Again anger rose, but I thrust it aside and continued to watch the screen. There was nothing pleasant about this feeding, and certainly nothing that remotely resembled pleasure for the woman. The vampire battered her, fed on her, and tore at her, until her body was slick with blood and all that seemed to be holding her upright was the vampire’s brutal grasp. In my head, the keening of the ghosts echoed, getting stronger and more desperate with every sickening blow.

Yet the woman said nothing. Maybe she couldn’t. I wouldn’t put it past Marshall to somehow restrict the vocal capacity of those whores destined to die.

The feeding seemed to last forever, but in reality it took little more than ten minutes. The vampire ended the woman’s torment by driving his teeth into her neck and ripping it open.

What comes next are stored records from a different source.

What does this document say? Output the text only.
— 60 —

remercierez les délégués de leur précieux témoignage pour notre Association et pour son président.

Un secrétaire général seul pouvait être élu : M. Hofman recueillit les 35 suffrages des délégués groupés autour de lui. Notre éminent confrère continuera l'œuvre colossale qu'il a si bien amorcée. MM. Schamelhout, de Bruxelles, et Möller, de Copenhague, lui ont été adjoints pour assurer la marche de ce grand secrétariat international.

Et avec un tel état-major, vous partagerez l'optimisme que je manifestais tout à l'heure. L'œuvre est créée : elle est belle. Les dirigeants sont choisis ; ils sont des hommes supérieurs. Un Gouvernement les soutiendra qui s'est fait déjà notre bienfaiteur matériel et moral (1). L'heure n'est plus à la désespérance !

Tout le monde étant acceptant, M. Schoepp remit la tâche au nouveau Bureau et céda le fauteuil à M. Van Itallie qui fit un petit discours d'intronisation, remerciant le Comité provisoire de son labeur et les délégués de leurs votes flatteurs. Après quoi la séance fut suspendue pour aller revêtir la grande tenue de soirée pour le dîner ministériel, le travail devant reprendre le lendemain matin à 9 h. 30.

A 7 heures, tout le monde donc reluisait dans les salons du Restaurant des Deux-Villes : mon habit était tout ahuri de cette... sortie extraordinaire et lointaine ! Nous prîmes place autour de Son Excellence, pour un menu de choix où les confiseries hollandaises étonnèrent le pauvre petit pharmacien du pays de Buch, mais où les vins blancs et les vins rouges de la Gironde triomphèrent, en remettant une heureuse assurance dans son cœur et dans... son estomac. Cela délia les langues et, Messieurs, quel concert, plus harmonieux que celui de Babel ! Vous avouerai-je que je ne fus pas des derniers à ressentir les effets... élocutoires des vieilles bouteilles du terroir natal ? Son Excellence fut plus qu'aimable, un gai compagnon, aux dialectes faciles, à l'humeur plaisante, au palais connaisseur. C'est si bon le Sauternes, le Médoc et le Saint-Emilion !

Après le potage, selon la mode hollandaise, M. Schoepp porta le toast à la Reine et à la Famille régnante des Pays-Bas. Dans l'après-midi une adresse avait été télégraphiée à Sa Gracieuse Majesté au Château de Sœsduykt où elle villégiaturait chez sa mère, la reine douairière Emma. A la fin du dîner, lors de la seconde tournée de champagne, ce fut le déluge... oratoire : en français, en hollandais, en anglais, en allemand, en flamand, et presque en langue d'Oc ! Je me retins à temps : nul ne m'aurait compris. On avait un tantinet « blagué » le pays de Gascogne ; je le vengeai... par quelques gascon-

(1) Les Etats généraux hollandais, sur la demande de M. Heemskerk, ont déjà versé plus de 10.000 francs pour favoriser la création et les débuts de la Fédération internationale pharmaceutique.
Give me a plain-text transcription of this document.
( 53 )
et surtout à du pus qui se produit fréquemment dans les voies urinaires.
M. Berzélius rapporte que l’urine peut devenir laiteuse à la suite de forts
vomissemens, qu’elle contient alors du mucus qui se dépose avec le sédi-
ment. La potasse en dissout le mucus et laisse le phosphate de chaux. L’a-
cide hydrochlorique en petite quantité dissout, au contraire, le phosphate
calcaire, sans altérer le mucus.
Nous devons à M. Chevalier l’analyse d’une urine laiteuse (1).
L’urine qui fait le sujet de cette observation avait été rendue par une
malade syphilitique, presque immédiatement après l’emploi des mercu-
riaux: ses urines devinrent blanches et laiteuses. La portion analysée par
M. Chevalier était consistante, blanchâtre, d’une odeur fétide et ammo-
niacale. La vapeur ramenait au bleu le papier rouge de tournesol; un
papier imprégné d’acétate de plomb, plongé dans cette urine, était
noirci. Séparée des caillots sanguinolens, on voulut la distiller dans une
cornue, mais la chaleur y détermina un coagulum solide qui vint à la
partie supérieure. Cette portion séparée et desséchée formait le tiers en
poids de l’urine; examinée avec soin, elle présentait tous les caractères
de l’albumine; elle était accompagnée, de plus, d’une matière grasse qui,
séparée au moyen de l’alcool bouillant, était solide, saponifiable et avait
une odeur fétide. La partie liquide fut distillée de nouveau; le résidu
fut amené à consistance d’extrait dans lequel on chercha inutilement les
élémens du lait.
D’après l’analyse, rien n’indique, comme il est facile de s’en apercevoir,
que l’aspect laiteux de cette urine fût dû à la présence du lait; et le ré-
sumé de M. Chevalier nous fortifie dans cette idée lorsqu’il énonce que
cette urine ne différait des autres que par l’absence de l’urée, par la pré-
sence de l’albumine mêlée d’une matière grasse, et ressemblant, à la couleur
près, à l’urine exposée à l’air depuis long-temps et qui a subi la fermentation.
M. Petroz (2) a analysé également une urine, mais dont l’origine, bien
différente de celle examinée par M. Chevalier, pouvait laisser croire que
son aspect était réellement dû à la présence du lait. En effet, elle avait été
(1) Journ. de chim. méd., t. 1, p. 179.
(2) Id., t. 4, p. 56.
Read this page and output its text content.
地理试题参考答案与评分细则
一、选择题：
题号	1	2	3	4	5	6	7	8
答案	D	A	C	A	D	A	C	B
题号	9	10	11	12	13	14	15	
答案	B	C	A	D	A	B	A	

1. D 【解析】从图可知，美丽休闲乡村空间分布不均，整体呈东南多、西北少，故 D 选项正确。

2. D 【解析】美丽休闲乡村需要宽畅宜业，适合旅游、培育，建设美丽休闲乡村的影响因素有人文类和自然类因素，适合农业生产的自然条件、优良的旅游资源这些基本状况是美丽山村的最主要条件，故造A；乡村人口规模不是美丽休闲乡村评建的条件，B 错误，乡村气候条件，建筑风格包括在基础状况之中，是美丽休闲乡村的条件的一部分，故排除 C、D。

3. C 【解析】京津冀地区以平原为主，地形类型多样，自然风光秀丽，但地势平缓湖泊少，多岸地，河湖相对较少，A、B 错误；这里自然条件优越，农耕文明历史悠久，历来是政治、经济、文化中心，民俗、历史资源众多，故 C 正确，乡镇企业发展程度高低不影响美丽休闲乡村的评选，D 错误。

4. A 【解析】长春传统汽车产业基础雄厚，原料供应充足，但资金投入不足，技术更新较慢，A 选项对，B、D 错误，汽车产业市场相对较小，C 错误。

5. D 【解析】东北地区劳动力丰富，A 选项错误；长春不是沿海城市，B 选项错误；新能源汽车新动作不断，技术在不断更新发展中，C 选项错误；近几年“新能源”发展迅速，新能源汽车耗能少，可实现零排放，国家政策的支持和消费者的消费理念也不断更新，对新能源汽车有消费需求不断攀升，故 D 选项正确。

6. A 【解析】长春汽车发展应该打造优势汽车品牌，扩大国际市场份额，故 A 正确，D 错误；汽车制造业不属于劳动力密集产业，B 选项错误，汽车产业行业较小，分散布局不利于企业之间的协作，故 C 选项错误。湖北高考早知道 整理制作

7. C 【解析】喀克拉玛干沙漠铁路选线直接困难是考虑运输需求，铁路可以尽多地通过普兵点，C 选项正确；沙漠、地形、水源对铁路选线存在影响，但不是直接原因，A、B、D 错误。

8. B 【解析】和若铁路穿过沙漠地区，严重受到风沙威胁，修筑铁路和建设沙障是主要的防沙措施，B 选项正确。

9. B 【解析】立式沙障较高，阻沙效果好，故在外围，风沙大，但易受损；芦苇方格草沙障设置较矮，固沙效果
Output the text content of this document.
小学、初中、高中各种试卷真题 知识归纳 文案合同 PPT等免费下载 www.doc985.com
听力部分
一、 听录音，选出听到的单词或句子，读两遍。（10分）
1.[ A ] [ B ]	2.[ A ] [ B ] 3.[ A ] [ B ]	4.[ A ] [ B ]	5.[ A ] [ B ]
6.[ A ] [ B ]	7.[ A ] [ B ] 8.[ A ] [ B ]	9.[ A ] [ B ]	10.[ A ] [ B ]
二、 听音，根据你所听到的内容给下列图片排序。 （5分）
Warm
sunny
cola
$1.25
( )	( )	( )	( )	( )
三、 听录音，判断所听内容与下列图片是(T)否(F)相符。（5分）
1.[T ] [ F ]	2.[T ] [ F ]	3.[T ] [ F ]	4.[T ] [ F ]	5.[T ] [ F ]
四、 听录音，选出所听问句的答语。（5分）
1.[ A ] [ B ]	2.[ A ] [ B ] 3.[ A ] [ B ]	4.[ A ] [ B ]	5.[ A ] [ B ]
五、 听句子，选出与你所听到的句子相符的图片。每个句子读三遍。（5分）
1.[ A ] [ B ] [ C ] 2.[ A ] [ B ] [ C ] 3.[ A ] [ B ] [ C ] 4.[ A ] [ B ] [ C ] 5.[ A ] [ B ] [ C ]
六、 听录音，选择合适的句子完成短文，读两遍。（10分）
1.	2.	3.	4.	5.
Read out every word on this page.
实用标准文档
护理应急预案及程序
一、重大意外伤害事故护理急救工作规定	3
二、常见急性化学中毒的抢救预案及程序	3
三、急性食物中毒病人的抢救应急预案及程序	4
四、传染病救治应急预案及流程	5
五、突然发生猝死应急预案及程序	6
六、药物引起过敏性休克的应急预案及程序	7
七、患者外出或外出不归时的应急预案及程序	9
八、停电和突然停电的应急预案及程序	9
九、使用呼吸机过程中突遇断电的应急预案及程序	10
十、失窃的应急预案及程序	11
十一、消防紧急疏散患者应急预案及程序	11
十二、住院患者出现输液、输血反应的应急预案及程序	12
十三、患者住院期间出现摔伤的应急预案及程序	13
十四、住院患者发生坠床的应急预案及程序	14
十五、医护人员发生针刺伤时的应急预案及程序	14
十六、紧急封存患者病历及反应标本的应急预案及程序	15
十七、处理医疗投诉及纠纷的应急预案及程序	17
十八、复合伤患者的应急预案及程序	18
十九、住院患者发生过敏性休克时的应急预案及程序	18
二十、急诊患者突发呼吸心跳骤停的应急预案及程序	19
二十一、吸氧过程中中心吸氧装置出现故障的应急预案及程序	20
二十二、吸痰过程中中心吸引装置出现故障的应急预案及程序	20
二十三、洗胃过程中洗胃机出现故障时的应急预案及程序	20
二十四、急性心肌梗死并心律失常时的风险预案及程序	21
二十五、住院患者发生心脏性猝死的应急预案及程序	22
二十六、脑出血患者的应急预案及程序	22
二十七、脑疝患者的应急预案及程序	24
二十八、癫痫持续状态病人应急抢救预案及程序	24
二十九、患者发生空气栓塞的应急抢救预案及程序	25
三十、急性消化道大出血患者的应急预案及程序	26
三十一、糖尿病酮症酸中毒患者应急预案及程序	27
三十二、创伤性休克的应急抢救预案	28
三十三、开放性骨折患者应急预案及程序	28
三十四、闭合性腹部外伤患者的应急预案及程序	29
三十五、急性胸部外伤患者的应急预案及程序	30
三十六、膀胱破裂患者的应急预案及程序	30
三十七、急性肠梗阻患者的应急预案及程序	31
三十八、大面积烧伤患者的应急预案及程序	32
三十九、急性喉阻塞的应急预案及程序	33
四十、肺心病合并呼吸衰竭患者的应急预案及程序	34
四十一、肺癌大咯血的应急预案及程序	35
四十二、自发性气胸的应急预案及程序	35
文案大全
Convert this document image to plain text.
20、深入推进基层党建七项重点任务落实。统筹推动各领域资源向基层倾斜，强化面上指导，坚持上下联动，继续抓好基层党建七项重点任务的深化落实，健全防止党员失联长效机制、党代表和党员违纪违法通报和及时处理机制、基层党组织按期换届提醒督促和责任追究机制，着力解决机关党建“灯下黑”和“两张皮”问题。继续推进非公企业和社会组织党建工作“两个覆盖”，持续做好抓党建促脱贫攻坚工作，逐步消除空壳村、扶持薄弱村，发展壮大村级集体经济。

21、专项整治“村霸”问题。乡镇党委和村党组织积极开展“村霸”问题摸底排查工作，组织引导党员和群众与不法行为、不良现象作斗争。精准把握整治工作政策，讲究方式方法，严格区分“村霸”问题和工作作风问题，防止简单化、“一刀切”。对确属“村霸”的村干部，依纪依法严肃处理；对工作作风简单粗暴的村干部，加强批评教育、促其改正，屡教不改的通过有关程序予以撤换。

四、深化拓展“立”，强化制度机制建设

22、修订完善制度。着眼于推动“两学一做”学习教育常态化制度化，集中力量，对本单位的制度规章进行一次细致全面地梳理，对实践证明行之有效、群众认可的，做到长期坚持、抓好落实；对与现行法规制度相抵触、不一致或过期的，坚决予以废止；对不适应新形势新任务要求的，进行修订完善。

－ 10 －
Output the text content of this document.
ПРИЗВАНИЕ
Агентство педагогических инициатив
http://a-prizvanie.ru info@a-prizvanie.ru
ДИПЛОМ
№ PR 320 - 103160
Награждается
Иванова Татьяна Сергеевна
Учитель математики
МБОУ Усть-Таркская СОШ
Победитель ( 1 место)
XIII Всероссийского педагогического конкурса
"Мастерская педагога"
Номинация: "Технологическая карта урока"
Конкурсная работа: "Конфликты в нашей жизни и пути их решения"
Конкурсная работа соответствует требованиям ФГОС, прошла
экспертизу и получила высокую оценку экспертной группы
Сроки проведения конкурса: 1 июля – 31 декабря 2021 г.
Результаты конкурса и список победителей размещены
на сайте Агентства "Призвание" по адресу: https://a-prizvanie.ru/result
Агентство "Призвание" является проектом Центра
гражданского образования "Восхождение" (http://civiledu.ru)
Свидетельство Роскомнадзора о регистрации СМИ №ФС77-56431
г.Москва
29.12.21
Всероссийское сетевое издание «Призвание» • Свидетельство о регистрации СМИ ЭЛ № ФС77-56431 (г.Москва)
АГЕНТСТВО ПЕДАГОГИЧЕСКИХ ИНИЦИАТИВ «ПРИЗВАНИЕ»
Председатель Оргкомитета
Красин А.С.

Blood sprayed across the white walls, and the spark of life in her odd green eyes slowly died as her head lolled back and she stared up at the camera.

And in my head, the ghosts grieved and wept and raged at a world that wasn’t capable of hearing.

Then it happened.

As the vampire sucked the last droplets of life from the woman, three bloody rents appeared on his back, stretching from his left shoulder to his right butt cheek. He snarled in fury and spun, but this foe was not one someone like him could see.

But the ghosts could, and they were screaming for murder, not just blood.

The Rakshasa obviously wasn’t about to change the pattern of her hunt just to appease the ghosts, though, and nothing further happened. After a few minutes of somewhat confused searching, the vampire stepped over the broken body at his feet and left the room.

“The Rakshasa has also left,” Azriel said. “But she waits outside for her victim.”

I frowned as I pulled my shirt back on. “Will she sense us leaving?”

“I do not know how sensitive the Rakshasa is to those of us who guide and guard, so I cannot answer that.”

It was a risk we would have to take if we were to have any chance of killing this thing. I walked over to the panel, found the intercom, and swiped my hand across it. “Marshall? You there?”

He didn’t answer immediately, which suggested he hadn’t been keeping an eye on us—although that didn’t mean the council wasn’t. When he finally came online, his blue eyes were bright and somewhat annoyed. I wondered what we’d interrupted. “What do you want?”

“I want the address of the vamp that’s just left the ghost’s room,” I said without preamble. “The Rakshasa just marked him.”